So I know it’s been a while since i posted something. BUTTT I promise I’ve been cooking and taking lots of photos and writing stuff down and will soon start posting more recipes/reviews/videos soon. IN the mean time in keeping with the little trip down cider lane we took a few weeks ago (yum yum) I have been collecting bottles of boutique ciders from across the world, and well with some at 8-9% and about 12 bottles I don’t think I can finish them. What do i need from you? IDEAS PEOPLE! You can’t just sit down and drink a heap of cider, we tried that last time and we ended up baking cakes. SO what would you eat with delicious artisan ciders? I suppose it would be a good idea to get a video out of it for (Cha’s Kitchen), so I was thinking of making a delicious Cassoulet, with all the bells and whistles: confit duck, Toulouse sausages, homemade speck – everything a growing farmer needs…… or a uni student needs….

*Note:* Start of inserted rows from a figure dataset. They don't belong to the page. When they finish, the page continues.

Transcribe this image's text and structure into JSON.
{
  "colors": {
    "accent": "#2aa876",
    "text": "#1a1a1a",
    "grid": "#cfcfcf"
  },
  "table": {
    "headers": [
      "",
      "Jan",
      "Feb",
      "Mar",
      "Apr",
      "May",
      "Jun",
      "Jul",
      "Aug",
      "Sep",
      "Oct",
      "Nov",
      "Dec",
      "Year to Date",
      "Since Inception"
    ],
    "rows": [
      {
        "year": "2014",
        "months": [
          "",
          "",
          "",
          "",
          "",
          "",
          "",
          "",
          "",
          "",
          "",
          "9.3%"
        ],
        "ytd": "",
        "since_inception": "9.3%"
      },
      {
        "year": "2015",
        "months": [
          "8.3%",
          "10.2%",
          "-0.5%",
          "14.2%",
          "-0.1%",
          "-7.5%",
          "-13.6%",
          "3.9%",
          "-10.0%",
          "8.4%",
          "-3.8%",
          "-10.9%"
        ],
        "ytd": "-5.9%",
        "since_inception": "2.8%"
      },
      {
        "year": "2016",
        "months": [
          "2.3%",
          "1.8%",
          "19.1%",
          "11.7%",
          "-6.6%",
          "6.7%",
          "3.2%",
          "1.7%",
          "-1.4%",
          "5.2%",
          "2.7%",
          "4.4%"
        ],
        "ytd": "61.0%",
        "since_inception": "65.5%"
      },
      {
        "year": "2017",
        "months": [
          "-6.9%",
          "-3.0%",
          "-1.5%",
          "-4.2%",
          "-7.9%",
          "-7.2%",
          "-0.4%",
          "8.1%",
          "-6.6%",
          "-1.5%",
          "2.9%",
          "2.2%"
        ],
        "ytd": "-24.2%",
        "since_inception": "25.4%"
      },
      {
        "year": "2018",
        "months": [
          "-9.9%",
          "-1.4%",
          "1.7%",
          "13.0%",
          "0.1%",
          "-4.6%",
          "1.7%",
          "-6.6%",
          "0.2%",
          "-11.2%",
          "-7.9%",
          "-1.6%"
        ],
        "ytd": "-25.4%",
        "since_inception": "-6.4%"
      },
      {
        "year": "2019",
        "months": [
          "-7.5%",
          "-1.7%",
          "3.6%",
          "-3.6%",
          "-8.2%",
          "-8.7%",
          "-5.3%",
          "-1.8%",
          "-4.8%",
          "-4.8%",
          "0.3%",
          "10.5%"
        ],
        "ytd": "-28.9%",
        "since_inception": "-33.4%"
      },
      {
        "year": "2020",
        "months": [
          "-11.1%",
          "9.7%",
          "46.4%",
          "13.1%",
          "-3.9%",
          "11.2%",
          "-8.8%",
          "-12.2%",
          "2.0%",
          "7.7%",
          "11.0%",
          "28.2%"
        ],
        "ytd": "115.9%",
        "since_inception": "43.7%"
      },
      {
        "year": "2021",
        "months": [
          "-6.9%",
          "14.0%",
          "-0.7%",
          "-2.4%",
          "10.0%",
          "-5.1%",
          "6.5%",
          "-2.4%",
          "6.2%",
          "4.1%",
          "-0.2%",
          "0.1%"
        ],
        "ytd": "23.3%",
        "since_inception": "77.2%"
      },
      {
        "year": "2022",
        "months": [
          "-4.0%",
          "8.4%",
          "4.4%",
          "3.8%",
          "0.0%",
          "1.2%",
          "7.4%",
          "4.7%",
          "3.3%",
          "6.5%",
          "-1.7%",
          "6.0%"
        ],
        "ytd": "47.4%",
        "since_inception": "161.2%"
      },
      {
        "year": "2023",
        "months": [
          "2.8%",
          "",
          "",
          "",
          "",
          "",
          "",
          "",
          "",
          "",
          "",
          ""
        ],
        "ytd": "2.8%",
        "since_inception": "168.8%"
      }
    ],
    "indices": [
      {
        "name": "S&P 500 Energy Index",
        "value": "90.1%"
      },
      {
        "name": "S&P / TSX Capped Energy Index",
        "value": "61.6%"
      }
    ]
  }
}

It feels wierd doing a post without a recipe. Partly the reason i should explain the posts have been in short supply has been the immense amount of cooking being done for my very good friend Monique’s 21st and for all of the parties that surrounded my sisters wedding last week. I swear im getting married in Vegas. So heres the easiest/tastiest roast beef ever.
1 piece of roasting beef (i have used rib fillet as it is not too lean, if you love me you’ll avoid topside of rump roast.)
3 red onions finely chopped
1 bottle of red (a bottle of pinot that was not one of the few that actually dazzle the palate)
1. Roll the piece of beef and tie with non synthetic kitchen string.
2. Place in a bag/large bowl and cover with red wine, onion and herbs. Allow to marinate for 2 hours at room temp.
3. Remove from marinade and rub with handfuls of coarse salt and pepper.
4. In a hot roasting dish add about 1/2 cup of olive oil and add the beef.
5. Roast at the highest temp possible turning the beef regularly until a golden brown crust forms. Lower heat to 180 and cover with foil.
6. Roast to your severity of pinkness. In Queensland i have learnt that pink means well done and medium means charcoal.
7. Allow to rest for 30 minutes and slice to serve.
Note: If you do have a woodfired oven a piece of beef approx 5 kg will take about 2 hours.